DURHAM Rasheed Sulaimon was back on Duke’s campus Wednesday, serving as a counselor at the K Academy fantasy camp. Since the school year ended, he has been in Houston, working out with John Lucas and thinking about last season.
As much of the latter as the former, if not more.
“When I came home, I did a little bit of reflecting, and now it’s time to make adjustments,” Sulaimon said. “I know what I need to work on, and I’m doing that right now with the trainers I’m working with back at home. Also, it’s good to get away, see family, see familiar faces, get that reassurance, knowing that you have people back home pulling for you.”
The difficult end to Duke’s basketball season followed a difficult beginning for Sulaimon, who went from Duke’s best returning player to a near-afterthought in the space of a summer. His trials and tribulations have been exhaustively documented, from his inability to find a role amid the arrival of Jabari Parker and Rodney Hood to Mike Krzyzewski’s tough-love handling.
By the time Duke’s season ended, Sulaimon had carved out a place for himself – he was the Blue Devils’ best player in the stunning loss to Mercer – but it was too late for him and too late for Duke.
“If Rasheed played the whole year the way he played the second half – he had a good year, but he’s capable of having an outstanding year,” Krzyzewski said. “If he does that at the beginning, he has an outstanding year, so it’s not like he isn’t capable of doing that.”

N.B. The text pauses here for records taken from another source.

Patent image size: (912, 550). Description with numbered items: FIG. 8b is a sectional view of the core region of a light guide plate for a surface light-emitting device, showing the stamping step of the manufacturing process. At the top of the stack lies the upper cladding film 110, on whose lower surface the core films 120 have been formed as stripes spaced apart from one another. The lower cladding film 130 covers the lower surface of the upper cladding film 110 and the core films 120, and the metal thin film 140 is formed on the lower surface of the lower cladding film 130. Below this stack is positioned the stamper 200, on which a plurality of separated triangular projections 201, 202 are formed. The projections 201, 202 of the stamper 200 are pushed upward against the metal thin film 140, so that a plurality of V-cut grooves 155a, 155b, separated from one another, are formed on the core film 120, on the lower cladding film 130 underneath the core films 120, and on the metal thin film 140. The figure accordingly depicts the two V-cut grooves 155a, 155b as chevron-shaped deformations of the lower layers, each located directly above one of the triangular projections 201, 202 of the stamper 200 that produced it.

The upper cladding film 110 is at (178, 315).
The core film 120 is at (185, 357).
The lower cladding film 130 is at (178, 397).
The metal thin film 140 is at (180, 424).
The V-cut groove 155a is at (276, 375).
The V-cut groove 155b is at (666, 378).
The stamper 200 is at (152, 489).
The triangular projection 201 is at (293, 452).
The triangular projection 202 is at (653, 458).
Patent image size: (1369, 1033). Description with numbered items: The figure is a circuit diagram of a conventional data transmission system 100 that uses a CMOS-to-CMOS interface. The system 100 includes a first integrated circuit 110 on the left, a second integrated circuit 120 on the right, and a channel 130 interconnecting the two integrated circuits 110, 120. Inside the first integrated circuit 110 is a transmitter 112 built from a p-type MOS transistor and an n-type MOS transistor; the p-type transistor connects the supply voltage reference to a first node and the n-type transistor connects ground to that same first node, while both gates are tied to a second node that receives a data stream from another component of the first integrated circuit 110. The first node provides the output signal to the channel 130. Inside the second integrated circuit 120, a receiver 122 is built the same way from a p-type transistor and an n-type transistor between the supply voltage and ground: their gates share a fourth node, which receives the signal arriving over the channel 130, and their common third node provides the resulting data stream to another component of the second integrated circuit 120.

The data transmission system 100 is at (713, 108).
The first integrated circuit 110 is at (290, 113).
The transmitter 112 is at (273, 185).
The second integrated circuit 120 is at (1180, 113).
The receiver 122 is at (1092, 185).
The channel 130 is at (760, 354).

So Sulaimon left campus thinking about what went wrong as a sophomore and what he could do differently as a junior, especially as one of very few upperclassmen on a very young roster, especially as Duke’s best returning player for a second straight season.

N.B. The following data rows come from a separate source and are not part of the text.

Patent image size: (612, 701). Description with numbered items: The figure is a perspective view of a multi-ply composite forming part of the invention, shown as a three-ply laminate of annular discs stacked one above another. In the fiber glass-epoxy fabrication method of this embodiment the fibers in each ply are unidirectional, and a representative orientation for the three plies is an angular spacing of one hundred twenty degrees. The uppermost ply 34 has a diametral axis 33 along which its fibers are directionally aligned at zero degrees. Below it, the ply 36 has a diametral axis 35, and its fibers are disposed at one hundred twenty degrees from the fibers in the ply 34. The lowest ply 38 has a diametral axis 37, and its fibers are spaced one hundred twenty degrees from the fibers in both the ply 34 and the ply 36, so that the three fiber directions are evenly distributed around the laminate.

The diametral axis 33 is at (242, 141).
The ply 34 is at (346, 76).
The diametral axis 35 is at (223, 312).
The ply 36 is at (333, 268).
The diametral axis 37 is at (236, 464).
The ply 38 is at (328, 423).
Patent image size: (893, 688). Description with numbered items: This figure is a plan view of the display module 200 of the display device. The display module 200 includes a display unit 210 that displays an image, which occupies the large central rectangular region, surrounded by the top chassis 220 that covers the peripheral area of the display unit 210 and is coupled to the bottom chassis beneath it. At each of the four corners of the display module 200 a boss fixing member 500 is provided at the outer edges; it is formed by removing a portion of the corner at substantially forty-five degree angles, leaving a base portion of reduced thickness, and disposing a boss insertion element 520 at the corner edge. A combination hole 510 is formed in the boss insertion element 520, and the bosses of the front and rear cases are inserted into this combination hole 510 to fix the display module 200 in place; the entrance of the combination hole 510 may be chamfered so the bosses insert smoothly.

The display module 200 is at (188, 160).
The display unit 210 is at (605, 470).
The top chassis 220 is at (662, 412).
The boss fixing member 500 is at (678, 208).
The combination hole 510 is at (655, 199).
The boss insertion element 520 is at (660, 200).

In that respect, Sulaimon mirrors his coach, who talked again Wednesday about using the Mercer loss as a catalyst for a full re-evaluation of Duke’s entire program. Krzyzewski once again promised changes in both strategy and tactics without outlining specifics, but it’s clear he has done a lot of thinking about the future of Duke’s program.

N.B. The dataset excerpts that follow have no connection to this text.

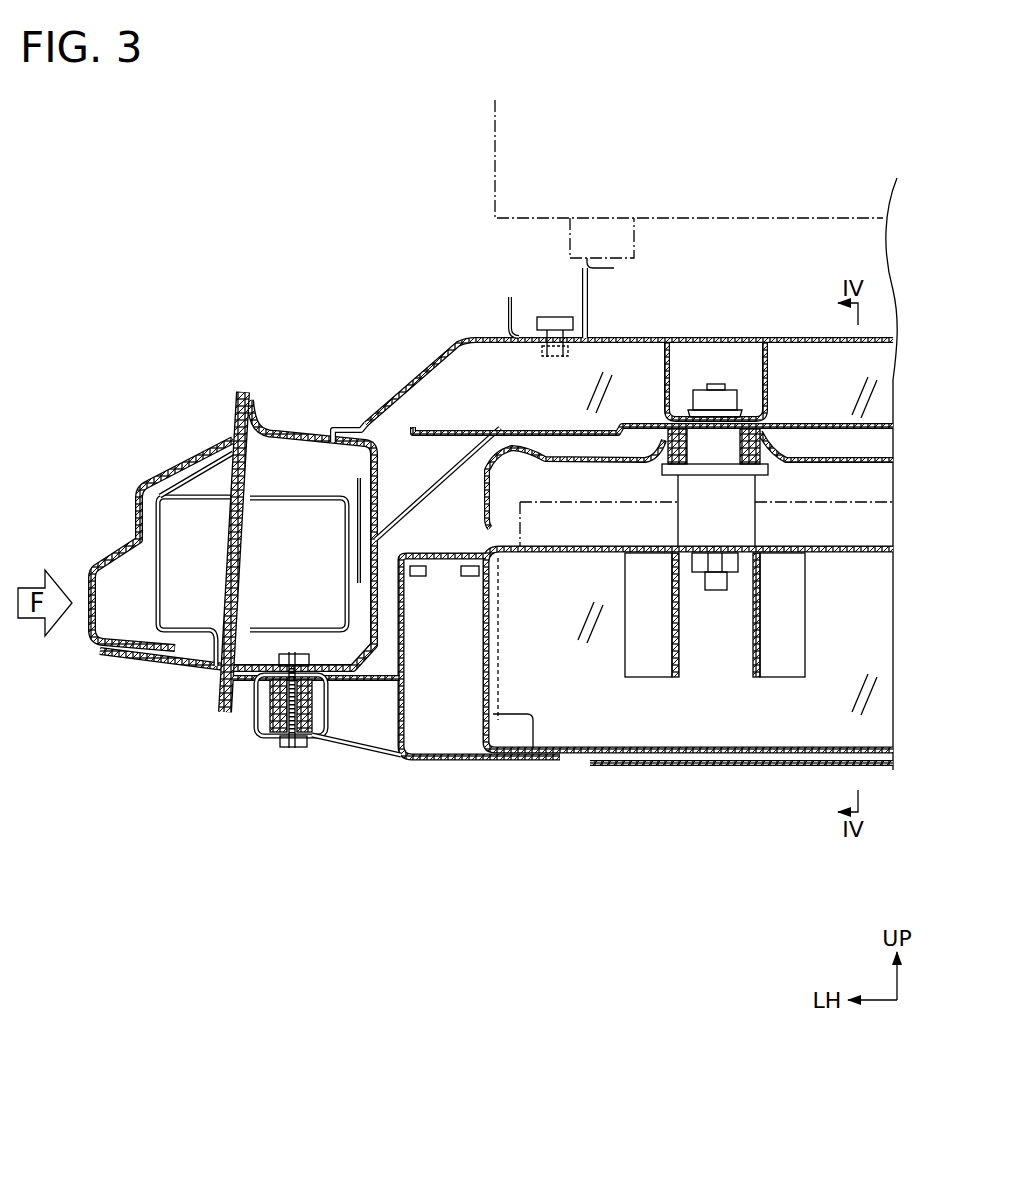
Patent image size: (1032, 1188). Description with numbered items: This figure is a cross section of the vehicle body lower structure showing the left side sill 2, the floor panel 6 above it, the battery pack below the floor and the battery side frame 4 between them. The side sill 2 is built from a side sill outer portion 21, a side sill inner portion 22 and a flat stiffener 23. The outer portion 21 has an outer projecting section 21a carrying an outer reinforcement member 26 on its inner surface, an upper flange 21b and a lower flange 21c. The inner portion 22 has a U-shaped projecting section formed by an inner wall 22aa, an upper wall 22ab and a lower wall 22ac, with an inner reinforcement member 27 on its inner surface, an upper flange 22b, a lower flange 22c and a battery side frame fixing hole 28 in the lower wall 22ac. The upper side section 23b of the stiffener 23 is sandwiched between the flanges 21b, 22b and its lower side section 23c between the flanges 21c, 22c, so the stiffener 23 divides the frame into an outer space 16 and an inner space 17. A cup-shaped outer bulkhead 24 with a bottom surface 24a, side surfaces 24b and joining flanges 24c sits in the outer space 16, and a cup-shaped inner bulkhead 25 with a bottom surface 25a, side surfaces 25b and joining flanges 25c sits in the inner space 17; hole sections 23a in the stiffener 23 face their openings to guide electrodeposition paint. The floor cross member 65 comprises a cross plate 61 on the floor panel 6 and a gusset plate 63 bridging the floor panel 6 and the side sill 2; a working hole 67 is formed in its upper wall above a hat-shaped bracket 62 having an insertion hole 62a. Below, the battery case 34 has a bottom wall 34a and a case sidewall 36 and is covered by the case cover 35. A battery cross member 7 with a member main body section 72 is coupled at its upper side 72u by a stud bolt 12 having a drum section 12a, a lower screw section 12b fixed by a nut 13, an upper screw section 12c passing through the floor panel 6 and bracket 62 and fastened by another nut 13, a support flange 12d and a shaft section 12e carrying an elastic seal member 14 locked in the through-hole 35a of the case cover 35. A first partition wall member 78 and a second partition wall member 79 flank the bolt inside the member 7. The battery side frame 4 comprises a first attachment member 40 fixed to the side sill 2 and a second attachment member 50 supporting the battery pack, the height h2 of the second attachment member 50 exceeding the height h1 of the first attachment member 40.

The side sill 2 is at (120, 451).
The battery side frame 4 is at (330, 862).
The floor panel 6 is at (497, 420).
The battery cross member 7 is at (876, 543).
The stud bolt 12 is at (670, 517).
The drum section 12a is at (745, 530).
The lower screw section 12b is at (713, 588).
The upper screw section 12c is at (713, 385).
The support flange 12d is at (757, 470).
The small shaft section 12e is at (700, 447).
The nut 13 is at (738, 398).
The elastic seal member 14 is at (778, 447).
The outer space 16 is at (200, 482).
The inner space 17 is at (269, 480).
The side sill outer portion 21 is at (128, 522).
The outer projecting section 21a is at (104, 556).
The upper flange 21b is at (236, 425).
The lower flange 21c is at (233, 666).
The side sill inner portion 22 is at (298, 432).
The inner wall 22aa is at (375, 502).
The upper wall 22ab is at (360, 425).
The lower wall 22ac is at (203, 668).
The upper flange 22b is at (253, 410).
The lower flange 22c is at (241, 707).
The stiffener 23 is at (247, 490).
The hole sections 23a is at (243, 526).
The upper side section 23b is at (243, 392).
The lower side section 23c is at (218, 712).
The outer bulkhead 24 is at (168, 547).
The bottom surface 24a is at (153, 588).
The side surfaces 24b is at (198, 648).
The joining flanges 24c is at (228, 455).
The inner bulkhead 25 is at (341, 563).
The bottom surface 25a is at (340, 572).
The side surfaces 25b is at (262, 624).
The joining flanges 25c is at (254, 488).
The outer reinforcement member 26 is at (84, 612).
The inner reinforcement member 27 is at (358, 483).
The battery side frame fixing hole 28 is at (322, 700).
The battery case 34 is at (650, 768).
The bottom wall 34a is at (700, 752).
The case cover 35 is at (557, 460).
The through-hole 35a is at (683, 415).
The case sidewall 36 is at (550, 752).
The first attachment member 40 is at (357, 750).
The second attachment member 50 is at (393, 720).
The cross plate 61 is at (485, 338).
The bracket 62 is at (768, 385).
The insertion hole 62a is at (713, 420).
The gusset plate 63 is at (442, 488).
The floor cross member 65 is at (817, 340).
The working hole 67 is at (705, 340).
The member main body section 72 is at (840, 553).
The upper side 72u is at (563, 546).
The first partition wall member 78 is at (680, 668).
The second partition wall member 79 is at (754, 666).
The height of first attachment member h1 is at (372, 684).
The height of second attachment member h2 is at (455, 570).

One aside – “We’re almost always going to be young, so what does that mean? And what can you do with young and talented and a sprinkling of veterans?” Krzyzewski mused – spoke volumes to the changing mentality within the program. And while Duke’s pursuit of one-and-done players hasn’t gone well so far, with Kyrie Irving’s injury the obvious caveat, the Blue Devils will try it again this fall with power forward Jahil Okafor and point guard Tyus Jones.
If last year’s newcomers seemed to crowd Sulaimon out of the picture, with both Parker and Hood comfortable playing similar perimeter games to Sulaimon, this year’s lineup appears to offer Sulaimon a better fit. Instead of one of several perimeter threats, he’ll be the main perimeter threat on a team that also has a legitimate big man and an attacking point guard.
While it should work better, Sulaimon, still scarred by last season’s experience, isn’t prepared to take it for granted.
“Those guys haven’t stepped on campus yet,” Sulaimon said. “But that’s going to be the challenge, as soon as they step onto campus, we have to start trying to build our chemistry. You can have as much talent as you want in college basketball, but if you don’t have that mesh or that good balance with everybody, you can lose in the first round.”
Sulaimon knows that all too well now. It’s a fresh start for Duke, but it’s also a fresh start for Sulaimon, each with everything to prove going forward.